I ended the week by attending an interesting dialogue on the role and effect of African expatriate communities on Africa and South Africa’s development. The meeting discussed how African emigrants in the West, Asia and within Africa add economic and political value. To substantiate this, Brij Maharaj demonstrated the positive and negative implications of the so-called brain drain, including the repatriation of strategic knowledge and expertise. Dr Nomfundo Ngwenya, for instance, argued that expatriates establish networks of economic and developmental value to states in Africa. On this basis, they contribute to cash transfers, business development and a productive economy. Others showed how feminisation of migration benefits families and communities in Africa, while economic migrants have become serious economic actors in the global economy. It made me realise that African emigrants in economic centres of the world are a crucial asset for South Africa and Africa’s economic relations. They are professionals, traders, entrepreneurs, networkers and patriots who could be used to build mutually beneficial relations with strong economies in the world.

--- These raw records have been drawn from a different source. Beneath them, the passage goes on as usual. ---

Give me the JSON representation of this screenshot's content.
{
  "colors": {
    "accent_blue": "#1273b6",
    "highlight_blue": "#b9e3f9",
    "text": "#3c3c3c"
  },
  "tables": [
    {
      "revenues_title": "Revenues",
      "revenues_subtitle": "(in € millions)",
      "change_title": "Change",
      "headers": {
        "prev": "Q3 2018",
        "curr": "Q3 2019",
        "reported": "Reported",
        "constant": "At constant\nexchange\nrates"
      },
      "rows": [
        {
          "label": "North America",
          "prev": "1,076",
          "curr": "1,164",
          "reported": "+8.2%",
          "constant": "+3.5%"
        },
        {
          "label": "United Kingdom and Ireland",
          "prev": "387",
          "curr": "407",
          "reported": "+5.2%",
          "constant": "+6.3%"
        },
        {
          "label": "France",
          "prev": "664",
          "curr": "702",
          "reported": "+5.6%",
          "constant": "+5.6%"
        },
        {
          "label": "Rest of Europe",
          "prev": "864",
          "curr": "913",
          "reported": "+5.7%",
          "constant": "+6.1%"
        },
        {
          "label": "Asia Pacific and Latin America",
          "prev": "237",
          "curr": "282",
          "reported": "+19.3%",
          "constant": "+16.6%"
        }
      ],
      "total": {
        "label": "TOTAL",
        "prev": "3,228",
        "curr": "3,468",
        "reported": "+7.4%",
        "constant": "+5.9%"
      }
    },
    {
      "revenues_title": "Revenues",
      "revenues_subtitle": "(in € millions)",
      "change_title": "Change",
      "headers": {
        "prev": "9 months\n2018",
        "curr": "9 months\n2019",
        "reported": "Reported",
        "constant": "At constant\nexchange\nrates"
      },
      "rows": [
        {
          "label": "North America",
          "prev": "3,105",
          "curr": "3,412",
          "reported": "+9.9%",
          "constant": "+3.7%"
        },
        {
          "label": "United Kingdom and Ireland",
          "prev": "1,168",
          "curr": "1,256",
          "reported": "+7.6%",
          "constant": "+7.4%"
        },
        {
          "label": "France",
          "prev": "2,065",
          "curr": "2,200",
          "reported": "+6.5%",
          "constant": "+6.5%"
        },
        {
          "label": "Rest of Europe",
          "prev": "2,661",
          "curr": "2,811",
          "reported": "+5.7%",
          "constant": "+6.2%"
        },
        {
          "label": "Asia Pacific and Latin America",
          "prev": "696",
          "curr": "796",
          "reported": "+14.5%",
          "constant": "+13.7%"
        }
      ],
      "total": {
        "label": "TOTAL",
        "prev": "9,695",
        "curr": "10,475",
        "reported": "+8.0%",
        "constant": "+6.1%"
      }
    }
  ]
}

All three matters triggered a train of thought in my mind about the extent to which, as a country, we have sufficiently positioned ourselves to take advantage of opportunities that accrue from tectonic shifts in the global environment. Part of the challenge is the extent to which the “delivery” people choose ideas for practical application in government, business and action-oriented civil society. Their representatives always attend meetings of this nature and take copious notes. But I wonder if they act on the ideas acquired.

This includes our limited focus on the economic and political value of supporting countries coming out of conflict. We are heavily involved in Burundi, the Democratic Republic of the Congo and Sudan, of course, but the extent to which we link that to economic benefits for both South Africa and beneficiary countries is suspect.

We do not give sufficient attention to how we brand and market ourselves as a country. Of course, the flurry of activities by South African Tourism (Satour) and similar institutions is important, but it is of limited impact in cementing sound economic relations with countries that matter to us.

There must be a coherent effort by the entire government, its agencies, business and civil society to project and protect South African­ness. The new government is open to engagement and this makes the development of such a concerted enterprise all the more probable in the coming years. Such an effort would seek to exploit the advantages inherent in having communities of South Africans in major economic centres in the West, Asia and Africa.

In this context, the restructured intelligence services and their new heads would do us good if they use their expertise to seek out opportunities for making South Africa a better country, including the potential role of expatriates, civil society formations and business corporations abroad, be it in peace diplomacy or economic diplomacy­.

• Siphamandla Zondi is dir­ector: southern Africa at the Institute for Global Dialogue.